5 years ago

Older melanoma patients may respond better to anti‐PD1 immunotherapy

A study published in Clinical Cancer Research found that with each decade of life, the likelihood of melanoma progression after anti–programmed cell death 1 (anti‐PD1) immunotherapy treatment decreased by 13%.1

Researchers wanted to study how the aging microenvironment affected immunotherapy response, and they learned to their surprise that the effect was exactly the opposite of what they had found with targeted therapy according to Ashani Weeraratna, PhD, professor and coprogram leader of the Immunology, Microenvironment, and Metastasis Program at the Wistar Institute in Philadelphia, Pennsylvania.

Previously, Dr. Weeraratna and her colleagues had demonstrated that the tumor microenvironment in older patients actually promoted melanoma metastasis and resistance to targeted therapy with a BRAF inhibitor. Their current study, however, found the opposite effect in older patients after anti‐PD1 immunotherapy.

The multinational study involved data from 538 patients with melanoma treated with the anti‐PD1 therapy pembrolizumab (Keytruda). Among the patients, 238 were younger than 62 years. Researchers found that 50% of the patients younger than 62 years but only 37% of the patients 62 years old or older had a poor response to the treatment. The finding was independent of sex or prior treatment with mitogen‐activated protein kinase inhibitor (MAPKi) therapies.

In addition, the team conducted experiments using mice with melanoma to understand the relation between the aging microenvironment and the response to anti‐PD1 immunotherapy. Results from the mouse studies corresponded with those from human patients. These results were independent of the tumor mutational burden because both young and old mice were implanted with genetically identical tumors. In the mouse studies, researchers also found that the immune microenvironment differed between young and old mice. Specifically, a subpopulation of T cells known to be immunosuppressive, forkhead box P3 (FOXP3)–positive regulatory T cells, was smaller in older mice in comparison with younger ones.

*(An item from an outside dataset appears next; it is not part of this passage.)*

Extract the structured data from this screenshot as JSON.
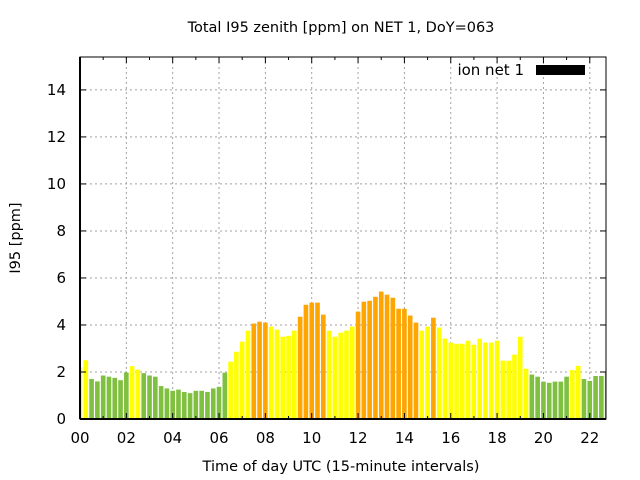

Investigators also analyzed primary and metastatic melanoma samples from another cohort of 268 patients for the presence of the protein FOXP3 in T cells. They found that the FOXP3 positivity of intratumoral T cells decreased in patients older than 50 years. They also observed age‐related differences in T‐cell subpopulations within the patients’ tumors.

Dr. Weeraratna and her colleagues discovered that in young mice, combining anti‐PD1 therapy with an anti‐CD25 antibody therapy, which depletes regulatory T cells, led to response rates comparable to those observed in older mice. They concluded that when therapies are being designed for melanoma, age should be considered a factor in both preclinical and clinical models.